I am dealing with anger against God, as well as grief over my Dad's death, and regret for the things I didn't say and all the time I spent not praying for him. God saves people through means, and one of those means is prayer. I have failed Him in this area and had to repent. There is so much regret, so much I have failed to do and say and pray that I feel and I have little right to ask God to forgive me for so much. And yet He does.
I know beyond a shadow of a doubt that He has called me. All who are called are saved (Romans 8:30), but why doesn't He save more people? Why didn't He save my Dad?
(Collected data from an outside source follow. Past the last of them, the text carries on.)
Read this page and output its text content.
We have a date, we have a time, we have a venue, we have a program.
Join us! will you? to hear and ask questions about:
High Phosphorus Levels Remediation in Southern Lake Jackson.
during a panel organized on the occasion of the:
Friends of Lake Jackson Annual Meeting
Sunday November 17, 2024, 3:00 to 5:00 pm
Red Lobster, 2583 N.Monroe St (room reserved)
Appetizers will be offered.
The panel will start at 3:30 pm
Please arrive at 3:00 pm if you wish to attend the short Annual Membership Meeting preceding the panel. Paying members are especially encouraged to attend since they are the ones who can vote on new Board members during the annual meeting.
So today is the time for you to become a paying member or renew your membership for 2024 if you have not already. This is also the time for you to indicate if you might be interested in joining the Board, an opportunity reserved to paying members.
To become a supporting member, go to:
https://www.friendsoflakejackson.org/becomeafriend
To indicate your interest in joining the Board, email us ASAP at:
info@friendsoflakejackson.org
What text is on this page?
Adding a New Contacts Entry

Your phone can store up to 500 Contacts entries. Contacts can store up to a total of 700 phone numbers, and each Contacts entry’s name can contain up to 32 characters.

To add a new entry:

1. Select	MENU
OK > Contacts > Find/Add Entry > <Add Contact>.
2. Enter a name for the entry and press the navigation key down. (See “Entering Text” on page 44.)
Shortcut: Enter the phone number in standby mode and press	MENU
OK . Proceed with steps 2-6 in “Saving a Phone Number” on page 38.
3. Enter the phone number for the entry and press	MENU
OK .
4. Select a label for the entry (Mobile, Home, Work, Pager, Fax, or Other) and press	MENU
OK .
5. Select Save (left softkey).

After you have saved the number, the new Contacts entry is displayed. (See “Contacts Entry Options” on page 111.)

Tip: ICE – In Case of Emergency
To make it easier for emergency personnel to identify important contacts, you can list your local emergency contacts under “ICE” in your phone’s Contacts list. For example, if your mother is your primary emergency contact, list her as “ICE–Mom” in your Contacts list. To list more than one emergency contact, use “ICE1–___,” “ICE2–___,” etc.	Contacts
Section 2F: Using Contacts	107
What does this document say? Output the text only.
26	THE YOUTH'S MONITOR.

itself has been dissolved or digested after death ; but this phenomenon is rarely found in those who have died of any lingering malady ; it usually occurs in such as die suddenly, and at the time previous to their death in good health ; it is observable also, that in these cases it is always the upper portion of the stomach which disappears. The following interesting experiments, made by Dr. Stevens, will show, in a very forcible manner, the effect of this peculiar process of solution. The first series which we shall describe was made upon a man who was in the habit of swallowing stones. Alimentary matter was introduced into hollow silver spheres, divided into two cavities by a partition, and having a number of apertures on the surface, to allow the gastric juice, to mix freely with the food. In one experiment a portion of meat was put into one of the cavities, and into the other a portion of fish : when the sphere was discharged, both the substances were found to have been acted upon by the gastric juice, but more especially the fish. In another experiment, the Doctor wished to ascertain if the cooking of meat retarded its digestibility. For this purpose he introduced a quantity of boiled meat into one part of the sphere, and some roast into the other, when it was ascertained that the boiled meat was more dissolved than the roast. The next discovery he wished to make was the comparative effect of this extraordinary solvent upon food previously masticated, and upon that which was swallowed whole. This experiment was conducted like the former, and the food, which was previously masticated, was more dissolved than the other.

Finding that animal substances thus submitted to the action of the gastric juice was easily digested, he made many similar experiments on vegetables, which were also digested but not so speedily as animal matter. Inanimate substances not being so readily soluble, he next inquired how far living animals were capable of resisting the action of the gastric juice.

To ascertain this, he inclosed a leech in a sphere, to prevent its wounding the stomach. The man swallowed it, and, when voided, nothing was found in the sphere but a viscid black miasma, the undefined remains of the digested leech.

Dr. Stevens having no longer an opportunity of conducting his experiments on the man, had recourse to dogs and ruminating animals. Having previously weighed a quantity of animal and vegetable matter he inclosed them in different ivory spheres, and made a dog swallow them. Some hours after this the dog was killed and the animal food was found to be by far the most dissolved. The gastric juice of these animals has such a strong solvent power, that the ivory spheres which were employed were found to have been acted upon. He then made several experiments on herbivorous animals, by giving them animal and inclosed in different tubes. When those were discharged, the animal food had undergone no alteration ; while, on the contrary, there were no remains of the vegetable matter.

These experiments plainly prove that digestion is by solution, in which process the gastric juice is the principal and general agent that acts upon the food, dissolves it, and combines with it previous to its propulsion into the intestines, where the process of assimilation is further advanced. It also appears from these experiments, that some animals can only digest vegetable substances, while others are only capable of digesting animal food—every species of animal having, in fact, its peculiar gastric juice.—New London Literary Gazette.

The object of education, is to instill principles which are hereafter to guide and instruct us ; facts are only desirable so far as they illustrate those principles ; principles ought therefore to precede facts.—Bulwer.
It seems a lot of people are dying lately - Norma's dad, Brent's grandfather, Brad's sister-in-law, and the friend of someone I subscribe to on YouTube (what a sad story that is!). But these people all died in Christ and are with Him now. I don't have that hope.
God's glory is above all, and in some way I don't understand, every person - saved and unsaved - contribute to His glory. And so I must believe that in some way, not saving my Dad brings more glory to Him than saving him would. And this is where my mind goes *tilt* and my understanding ends. I know all this is true on a head level, but my heart aches for my father and I can't understand it emotionally. Suddenly, nothing makes sense. God doesn't make sense. Just when you think you know Him, something happens that challenges everything you believe. I'm free falling and don't know when or where I will land.
I have never known a grief this deep, a regret so profound, a God so unknowable.